After the war, enthusiasm for Brass Bands and Choral work pushes the South Street Society to greater heights. Six thousand entries are received from every Australian state and for the first time, some have to be rejected, with 20 choirs, 48 bands and 150 calisthenics teams keen to compete.

‘Tides of visitors flow in and out, filling hotel, boarding-house and bed-and-breakfast accommodation, putting smiles on the faces of the proprietors of café and fish-and-chip shops.’ Weston Bate, Life after Gold.

Ballarat West and East Councils finally amalgamate and W D Hill, founder of South Street, becomes the first Mayor of Ballarat Citycr-w-d-hill

John Brownlee wins the gold medal as champion vocalist at the South Street having never had a singing lesson his life and abandons accountancy to sing full time. In 1926 he would sing with Dame Nelle Melba in La Boheme in Covent Garden at her farewell performance.

The first live radio broadcast from South Street takes place and W D Hill dies in office after 42 years of remarkable service to the Eisteddfod and Ballarat community.


The Society receives a letter asking if a competition for Ladies Pipe Bands is in the pipeline and it is decided that choir members in the Shops and Factories Choirs must have at least month’s employment to make them eligible.


The Sun begins correspondence with South Street seeking guidance on a competition for their annual prize and Vegemite, the invention of a young Australian chemist, starts production to take on Britain’s Marmite.

A section for those able to deliver twelve original tongue twisters attracts prize money, with points awarded for clarity, speed and expression.


The Grand Opera contest becomes the Sun Aria competition and is won by Lawrence Power from South Australia. Since 1924, the Herald Sun Aria has never been won by the same competitor twice and throughout its history has provided young opera singers with the opportunity to take their talent to the world.

As one winner commented

“A win at South Street is the hallmark that leads to fame.’

The “Most Graceful Physical Culture Girl” is introduced into the Calisthenics Section.

Permission is granted to Mr. Warne Wilson to install a radio to broadcast the Competitions from the Coliseum.


Messrs. Albert & Sons of Sydney provide 43 pounds for cash prizes and gold and silver medals for a Boomerang Mouth organ contest. Despite opinions that the contest is not in keeping with South Street standards, 77 entries are received and the Coliseum is packed to the doors, with winner Percival Spouse of Sydney, described as ‘outstanding.’

The contests were held until 1931 when mouth organ bands came into vogue and took centre stage until 1940.


Dame Nellie Melba sings at benefit concert for South Street at the Coliseum and 3000 people pack the hall as new sections including a jazz concert are added to the competitions.

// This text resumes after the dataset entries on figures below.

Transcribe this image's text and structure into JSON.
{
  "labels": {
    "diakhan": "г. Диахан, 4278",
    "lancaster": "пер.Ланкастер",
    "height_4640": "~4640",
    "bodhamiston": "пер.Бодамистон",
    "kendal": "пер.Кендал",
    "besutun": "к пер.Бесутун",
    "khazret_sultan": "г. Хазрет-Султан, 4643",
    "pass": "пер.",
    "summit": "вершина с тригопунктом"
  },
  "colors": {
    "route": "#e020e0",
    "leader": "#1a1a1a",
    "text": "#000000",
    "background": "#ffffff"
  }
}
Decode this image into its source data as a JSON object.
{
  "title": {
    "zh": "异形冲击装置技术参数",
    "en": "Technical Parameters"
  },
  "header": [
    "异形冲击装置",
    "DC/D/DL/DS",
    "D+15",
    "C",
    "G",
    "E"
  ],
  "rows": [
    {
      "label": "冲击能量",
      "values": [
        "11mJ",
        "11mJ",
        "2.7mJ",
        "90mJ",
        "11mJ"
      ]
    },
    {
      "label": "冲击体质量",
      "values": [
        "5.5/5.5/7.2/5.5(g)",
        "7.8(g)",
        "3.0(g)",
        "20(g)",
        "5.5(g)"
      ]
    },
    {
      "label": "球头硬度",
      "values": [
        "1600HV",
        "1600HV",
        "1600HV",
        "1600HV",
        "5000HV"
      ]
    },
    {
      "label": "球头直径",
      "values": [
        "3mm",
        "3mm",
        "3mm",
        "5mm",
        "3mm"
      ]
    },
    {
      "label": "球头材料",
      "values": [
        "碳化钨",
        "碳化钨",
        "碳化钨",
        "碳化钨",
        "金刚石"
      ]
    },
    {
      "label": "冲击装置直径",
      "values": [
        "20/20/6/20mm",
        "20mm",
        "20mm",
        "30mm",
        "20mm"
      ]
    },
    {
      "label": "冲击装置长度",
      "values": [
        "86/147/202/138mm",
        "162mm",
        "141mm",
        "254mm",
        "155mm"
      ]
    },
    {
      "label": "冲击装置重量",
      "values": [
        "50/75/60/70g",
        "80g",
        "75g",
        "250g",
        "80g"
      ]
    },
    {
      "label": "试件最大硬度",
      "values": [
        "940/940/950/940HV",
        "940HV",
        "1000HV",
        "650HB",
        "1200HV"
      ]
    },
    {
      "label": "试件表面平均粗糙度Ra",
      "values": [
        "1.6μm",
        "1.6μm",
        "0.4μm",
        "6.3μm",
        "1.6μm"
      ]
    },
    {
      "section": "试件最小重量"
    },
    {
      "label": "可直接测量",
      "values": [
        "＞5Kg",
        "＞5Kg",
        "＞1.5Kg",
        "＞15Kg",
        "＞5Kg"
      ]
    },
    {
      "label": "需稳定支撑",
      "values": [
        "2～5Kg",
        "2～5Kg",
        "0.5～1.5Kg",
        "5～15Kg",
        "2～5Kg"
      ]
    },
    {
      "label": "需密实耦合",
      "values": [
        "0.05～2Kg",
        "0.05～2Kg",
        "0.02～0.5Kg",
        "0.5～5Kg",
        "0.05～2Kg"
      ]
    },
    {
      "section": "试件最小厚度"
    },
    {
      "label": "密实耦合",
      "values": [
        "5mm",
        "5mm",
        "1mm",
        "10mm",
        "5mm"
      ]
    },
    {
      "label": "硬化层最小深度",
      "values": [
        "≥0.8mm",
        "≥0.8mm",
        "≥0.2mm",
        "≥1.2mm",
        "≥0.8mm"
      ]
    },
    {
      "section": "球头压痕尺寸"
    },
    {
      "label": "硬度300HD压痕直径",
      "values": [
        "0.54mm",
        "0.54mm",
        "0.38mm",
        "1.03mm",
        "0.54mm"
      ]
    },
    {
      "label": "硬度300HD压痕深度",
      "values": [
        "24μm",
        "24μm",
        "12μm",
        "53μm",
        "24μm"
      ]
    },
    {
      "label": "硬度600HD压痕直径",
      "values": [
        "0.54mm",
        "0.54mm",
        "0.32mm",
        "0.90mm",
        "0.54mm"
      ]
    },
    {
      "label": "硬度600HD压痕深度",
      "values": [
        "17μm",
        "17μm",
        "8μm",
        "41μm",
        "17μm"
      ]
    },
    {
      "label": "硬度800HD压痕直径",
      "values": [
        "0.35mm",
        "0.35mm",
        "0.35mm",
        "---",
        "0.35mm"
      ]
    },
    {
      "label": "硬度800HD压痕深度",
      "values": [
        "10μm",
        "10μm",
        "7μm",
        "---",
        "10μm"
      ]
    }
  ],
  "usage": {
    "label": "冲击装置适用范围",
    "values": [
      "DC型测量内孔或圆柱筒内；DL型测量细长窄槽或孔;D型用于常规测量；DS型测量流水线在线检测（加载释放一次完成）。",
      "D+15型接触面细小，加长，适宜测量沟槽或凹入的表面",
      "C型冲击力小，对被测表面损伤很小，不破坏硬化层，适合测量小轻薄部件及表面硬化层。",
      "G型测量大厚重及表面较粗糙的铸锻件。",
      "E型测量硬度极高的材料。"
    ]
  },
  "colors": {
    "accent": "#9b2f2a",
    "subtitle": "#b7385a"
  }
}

The Sun Aria competition attracts a record number of entrants, with 110 aspiring singers travelling to Ballarat from across the country.

The Australian Travel Service Pty. Ltd. promotes a Commonwealth wide contest for a singer to travel free to Wales with the Welsh Delegation, along with an additional 50 Pounds cash to compete in the Welsh Eisteddfod. The Victorian section of the contest is held at South Street, and won by Eric Jones of Northcote.


South Street commemorates its Jubilee year with a star-studded concert at the Coliseum – including Harold Williams, reputed to be “The World’s Greatest Baritone”, celebrated Australian Pianist, William James, and from Paris and the Convent Garden Operas, Madame Joy McArden.

The state school brass band and mouth organ band competitions are added to the competitions and attract considerable interest.

James Scullin is sworn in as Prime Minister, having honed his debating skills as a successful contestant and respected adjudicator at South Street over a thirty year period. It proves a difficult time for the new administration as Wall Street crashes and the Great Depression begins.


Radio 3BA begins broadcasting, Her Majesty’s Theatre is wired for sound and Phar Lap wins the Melbourne Cup, with the moment captured for posterity on ‘talkie’ film.

The Ballarat airport is established in the same year thousands of people turn out en masse in Darwin to see Amy Johnson after her epic solo flight from London which took just under 20 days.